If you prefer another analogy—Fujifilm acted like the shrewd investor who opens positional trades at different price levels, leveraging risk and the possibility of a further market downturn. Kodak bet the whole farm over a series of risky plays but unfortunately didn’t manage to pull off a Hail Mary.
Fujifilm’s growth hacking and the post-Kodak moment
Fujifilm may well represent an example of growth hacking at its finest. The legacy company found a way to reinvent its business and find value iteratively, in the manner of a new upstart (albeit one attached to a massive existent infrastructure).

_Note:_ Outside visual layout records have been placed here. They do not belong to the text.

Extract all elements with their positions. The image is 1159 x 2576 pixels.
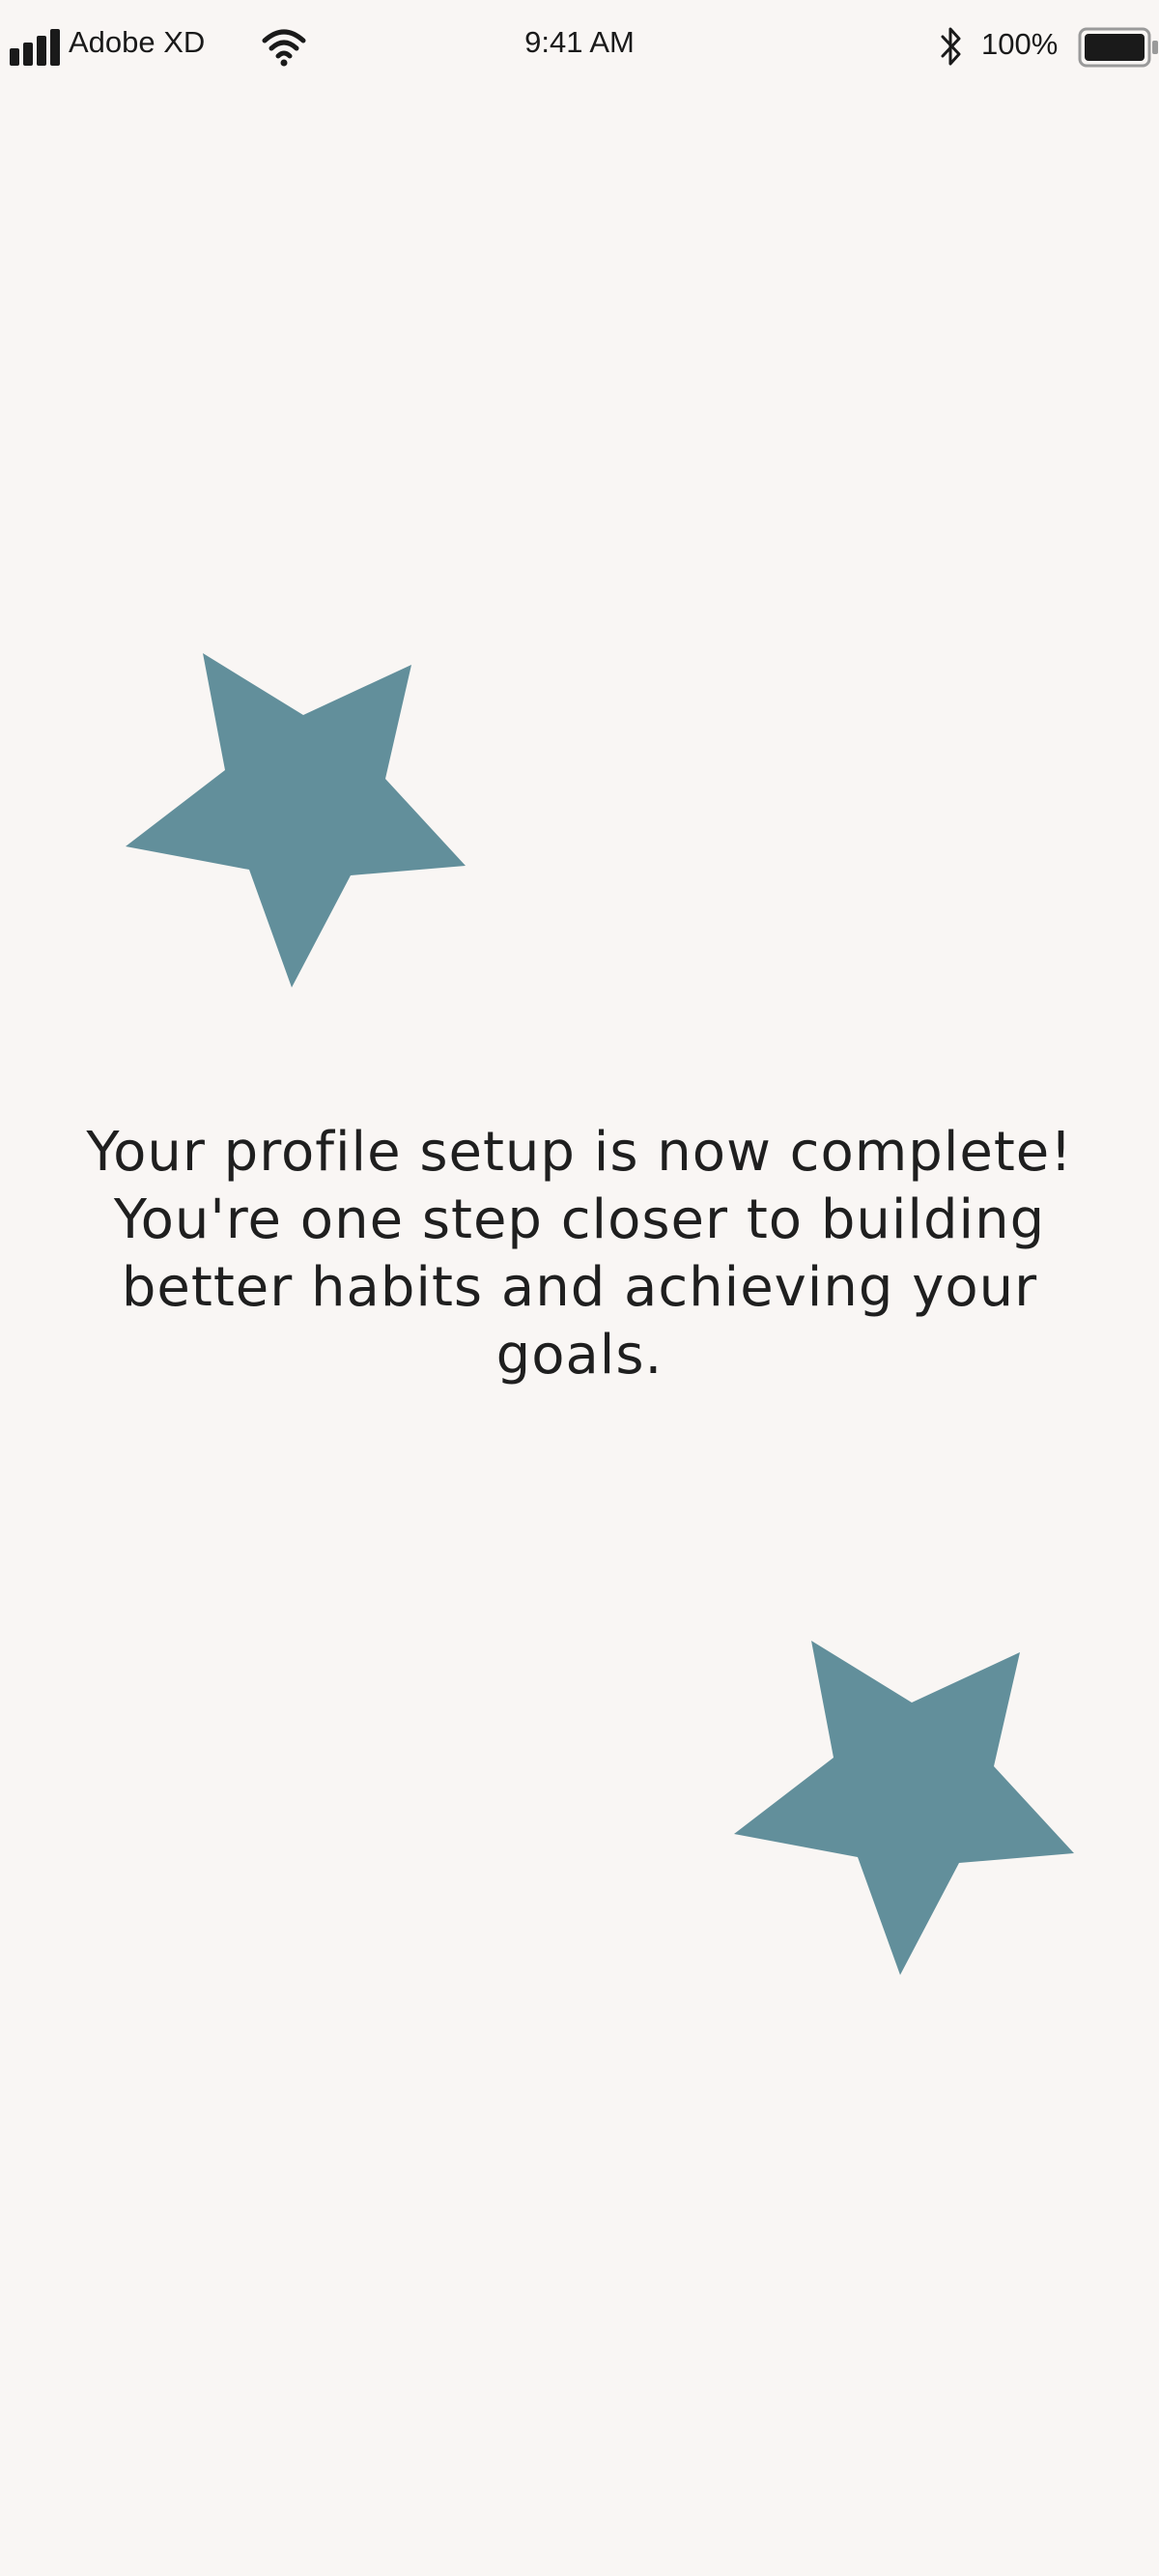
status-bar: Adobe XD 9:41 AM 100% bbox=[0, 0, 1159, 93]
completion-screen: { "status_bar": { "carrier": "Adobe XD",… bbox=[0, 0, 1159, 2576]
battery-percentage: 100% bbox=[981, 27, 1059, 61]
battery-icon bbox=[1078, 27, 1158, 68]
completion-message: Your profile setup is now complete! You'… bbox=[58, 1119, 1101, 1389]
completion-subtitle: You're one step closer to building bette… bbox=[113, 1188, 1046, 1387]
star-icon bbox=[734, 1641, 1074, 1975]
completion-title: Your profile setup is now complete! bbox=[86, 1121, 1073, 1184]
star-icon bbox=[126, 653, 466, 987]
bluetooth-icon bbox=[941, 27, 961, 66]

Kodak, meanwhile, tried to understand market changes and react, but it did so in broad sweeping gestures, rather than drilling down and exploring new forms of value. The company seemingly couldn’t shake the memory of its dominant position in the camera/image market, and in turn, made a series of expensive strategic errors that eventually brought down the company.
Change will come and with it new challenges and opportunities for sustainable growth and value delivery.
As demonstrated by Fujifilm, a dose of humility and a willingness to adapt are a good starting point for continued survival and success.